41 3) Die durch die Baugenehmigung des Landratsamts genehmigte Dachgaube
verstößt schließlich aller Voraussicht nach auch nicht gegen das baurechtliche
Gebot der Rücksichtnahme. Denn nachbarschützende Wirkung kommt dem
baurechtlichen Rücksichtnahmegebot nur insoweit zu, als im Einzelfall in
qualifizierter und zugleich individualisierender Weise auf schutzwürdige Interessen
eines erkennbar abgegrenzten Kreises Dritter Rücksicht zu nehmen ist (vgl.
BVerwG, Urt. v. 25.02.1977 ‒ IV C 22.75 ‒ NJW 1978, 62 ‒ juris, Rn. 27).
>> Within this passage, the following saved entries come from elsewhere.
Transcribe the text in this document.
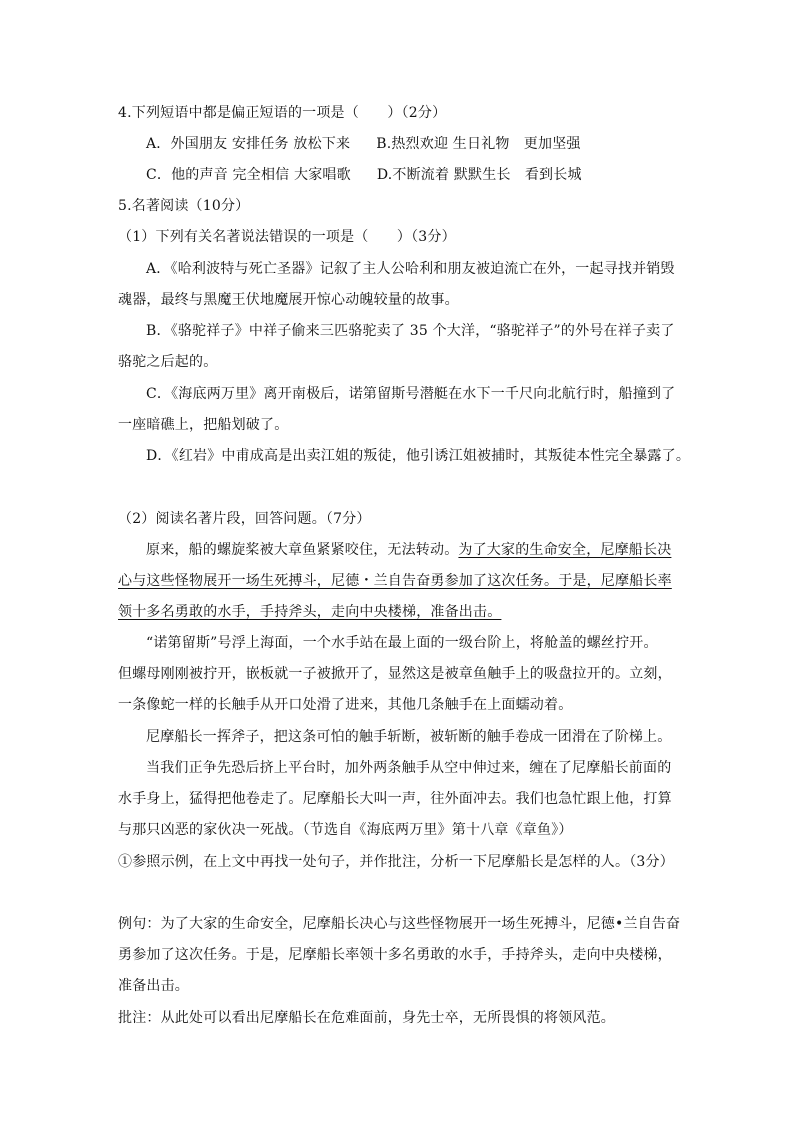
4.下列短语中都是偏正短语的一项是（　　）（2分）
A．外国朋友 安排任务 放松下来 B.热烈欢迎 生日礼物　更加坚强
C．他的声音 完全相信 大家唱歌 D.不断流着 默默生长　看到长城
5.名著阅读（10分）
（1）下列有关名著说法错误的一项是（　　）（3分）
A．《哈利波特与死亡圣器》记叙了主人公哈利和朋友被迫流亡在外，一起寻找并销毁
魂器，最终与黑魔王伏地魔展开惊心动魄较量的故事。
B．《骆驼祥子》中祥子偷来三匹骆驼卖了 35 个大洋，“骆驼祥子”的外号在祥子卖了
骆驼之后起的。
C．《海底两万里》离开南极后，诺第留斯号潜艇在水下一千尺向北航行时，船撞到了
一座暗礁上，把船划破了。
D．《红岩》中甫成高是出卖江姐的叛徒，他引诱江姐被捕时，其叛徒本性完全暴露了。
（2）阅读名著片段，回答问题。（7分）
原来，船的螺旋桨被大章鱼紧紧咬住，无法转动。为了大家的生命安全，尼摩船长决
心与这些怪物展开一场生死搏斗，尼德・兰自告奋勇参加了这次任务。于是，尼摩船长率
领十多名勇敢的水手，手持斧头，走向中央楼梯，准备出击。
“诺第留斯”号浮上海面，一个水手站在最上面的一级台阶上，将舱盖的螺丝拧开。
但螺母刚刚被拧开，嵌板就一子被掀开了，显然这是被章鱼触手上的吸盘拉开的。立刻，
一条像蛇一样的长触手从开口处滑了进来，其他几条触手在上面蠕动着。
尼摩船长一挥斧子，把这条可怕的触手斩断，被斩断的触手卷成一团滑在了阶梯上。
当我们正争先恐后挤上平台时，加外两条触手从空中伸过来，缠在了尼摩船长前面的
水手身上，猛得把他卷走了。尼摩船长大叫一声，往外面冲去。我们也急忙跟上他，打算
与那只凶恶的家伙决一死战。（节选自《海底两万里》第十八章《章鱼》）
①参照示例，在上文中再找一处句子，并作批注，分析一下尼摩船长是怎样的人。（3分）
例句：为了大家的生命安全，尼摩船长决心与这些怪物展开一场生死搏斗，尼德•兰自告奋
勇参加了这次任务。于是，尼摩船长率领十多名勇敢的水手，手持斧头，走向中央楼梯，
准备出击。
批注：从此处可以看出尼摩船长在危难面前，身先士卒，无所畏惧的将领风范。
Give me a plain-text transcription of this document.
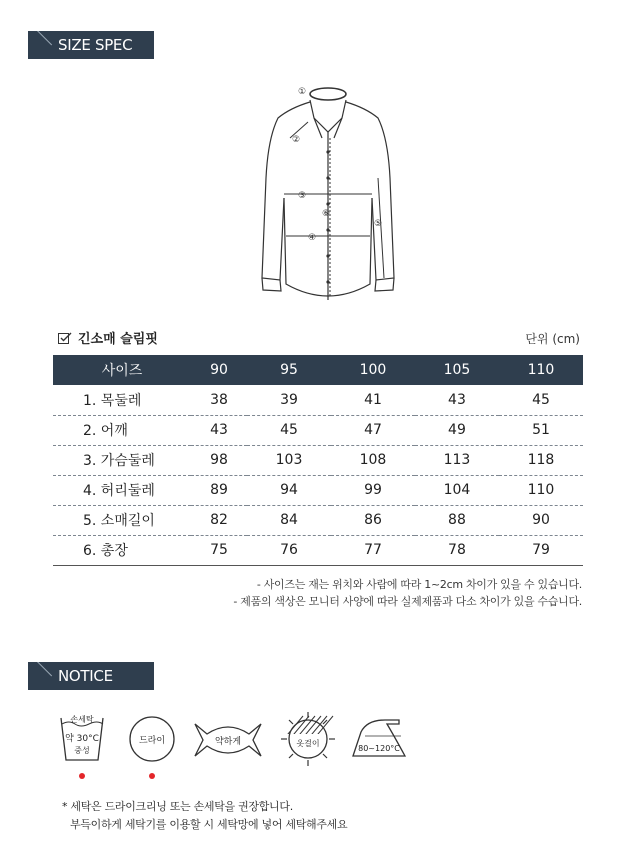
SIZE SPEC
①
②
③
④
⑤
⑥
긴소매 슬림핏	단위 (cm)
사이즈	90	95	100	105	110
1. 목둘레	38	39	41	43	45
2. 어깨	43	45	47	49	51
3. 가슴둘레	98	103	108	113	118
4. 허리둘레	89	94	99	104	110
5. 소매길이	82	84	86	88	90
6. 총장	75	76	77	78	79
- 사이즈는 재는 위치와 사람에 따라 1~2cm 차이가 있을 수 있습니다.
- 제품의 색상은 모니터 사양에 따라 실제제품과 다소 차이가 있을 수습니다.
NOTICE
손세탁
약 30°C
중성
드라이	약하게	옷걸이
80~120°C
* 세탁은 드라이크리닝 또는 손세탁을 권장합니다.
부득이하게 세탁기를 이용할 시 세탁망에 넣어 세탁해주세요
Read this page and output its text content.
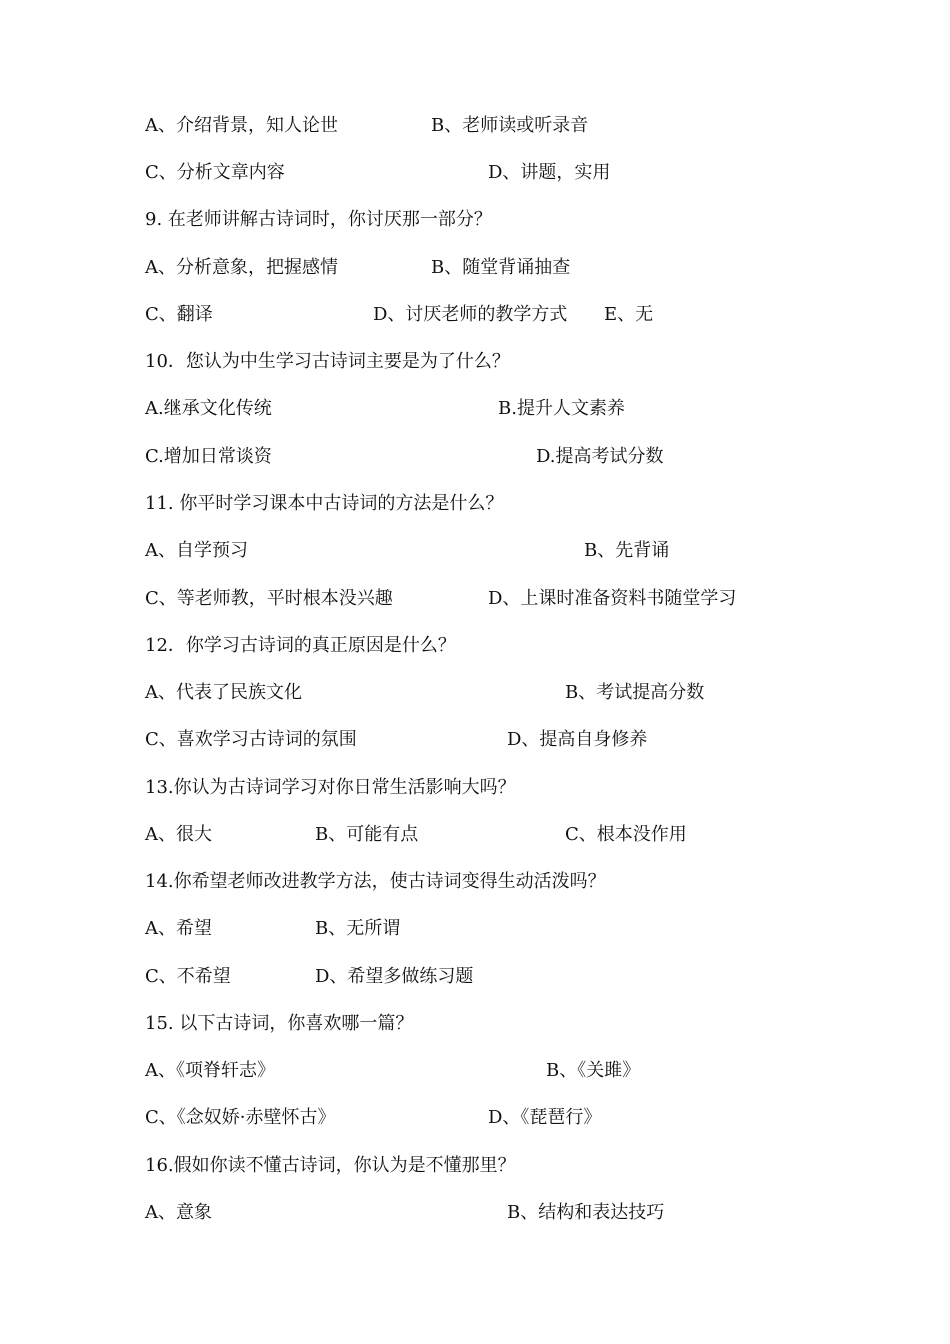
A、介绍背景，知人论世	B、老师读或听录音
C、分析文章内容	D、讲题，实用
9. 在老师讲解古诗词时，你讨厌那一部分？
A、分析意象，把握感情	B、随堂背诵抽查
C、翻译	D、讨厌老师的教学方式 E、无
10．您认为中生学习古诗词主要是为了什么？
A.继承文化传统	B.提升人文素养
C.增加日常谈资	D.提高考试分数
11. 你平时学习课本中古诗词的方法是什么？
A、自学预习	B、先背诵
C、等老师教，平时根本没兴趣	D、上课时准备资料书随堂学习
12．你学习古诗词的真正原因是什么？
A、代表了民族文化	B、考试提高分数
C、喜欢学习古诗词的氛围	D、提高自身修养
13.你认为古诗词学习对你日常生活影响大吗？
A、很大	B、可能有点	C、根本没作用
14.你希望老师改进教学方法，使古诗词变得生动活泼吗？
A、希望	B、无所谓
C、不希望	D、希望多做练习题
15. 以下古诗词，你喜欢哪一篇？
A、《项脊轩志》	B、《关雎》
C、《念奴娇·赤壁怀古》	D、《琵琶行》
16.假如你读不懂古诗词，你认为是不懂那里？
A、意象	B、结构和表达技巧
In
Anwendung dieses Maßstabs dürfte eine qualifizierte Betroffenheit des
Antragstellers im vorliegenden Fall nicht gegeben sein. Denn soweit dieser eine
Beeinträchtigung der Belichtung und Belüftung seines Grundstücks rügt, fehlt es
bereits ‒ wie schon dargelegt ‒ an einer erheblichen Beeinträchtigung seiner
Interessen.
42 Nichts anderes gilt insoweit, als der Antragsteller im Rahmen der
Nachbarbeteiligung behauptet hat, durch die weitere Erhöhung der
Doppelhaushälfte der Beigeladenen würde die Eigenart der näheren Umgebung
verunstaltet. Denn die Dachgaubensatzung der Gemeinde ... lässt die Errichtung
von Dachgauben in diesem Bereich ausdrücklich in einem bestimmten Rahmen
zu, wodurch der Ortsgesetzgeber gestalterischen Einfluss auf die Eigenart der
Gemarkung ... nimmt. Ungeachtet dessen ist der Antragsteller der Stellungnahme
des Landratsamts, dass Dachaufbauten in der näheren Umgebung bereits
vorhanden seien, nicht mehr substantiiert entgegengetreten.
43 Die Kostenentscheidung beruht auf §§ 154 Abs. 1, 162 Abs. 3 VwGO. Es
entsprach nicht der Billigkeit, dem Antragsteller auch die außergerichtlichen Kosten
der Beigeladenen aufzuerlegen, da diese keinen Antrag gestellt und auch sonst
das Verfahren nicht durch eigenen Sachvortrag gefördert hat (vgl. VGH Baden-
Württemberg, Beschl. v. 20.01.2011 ‒ 8 S 2567/10 ‒ VBlBW 2011, 279 ‒ juris, Rn.
7).
44 Die Festsetzung des Streitwerts beruht auf den §§ 53 Abs. 2, 52 Abs. 1 GKG. Für
die Hauptsache ist von einem Streitwert in Höhe von 7.500,00 EUR auszugehen,
so dass sich für das einstweilige Rechtsschutzverfahren durch Halbierung ein
Streitwert in Höhe von 3.750,00 EUR ergibt (in Anlehnung an Nr. 1.5 S. 1 sowie Nr.
9.7.1 des Streitwertkatalogs für die Verwaltungsgerichtsbarkeit in der Fassung der
zuletzt beschlossenen Änderung vom 18.07.2013).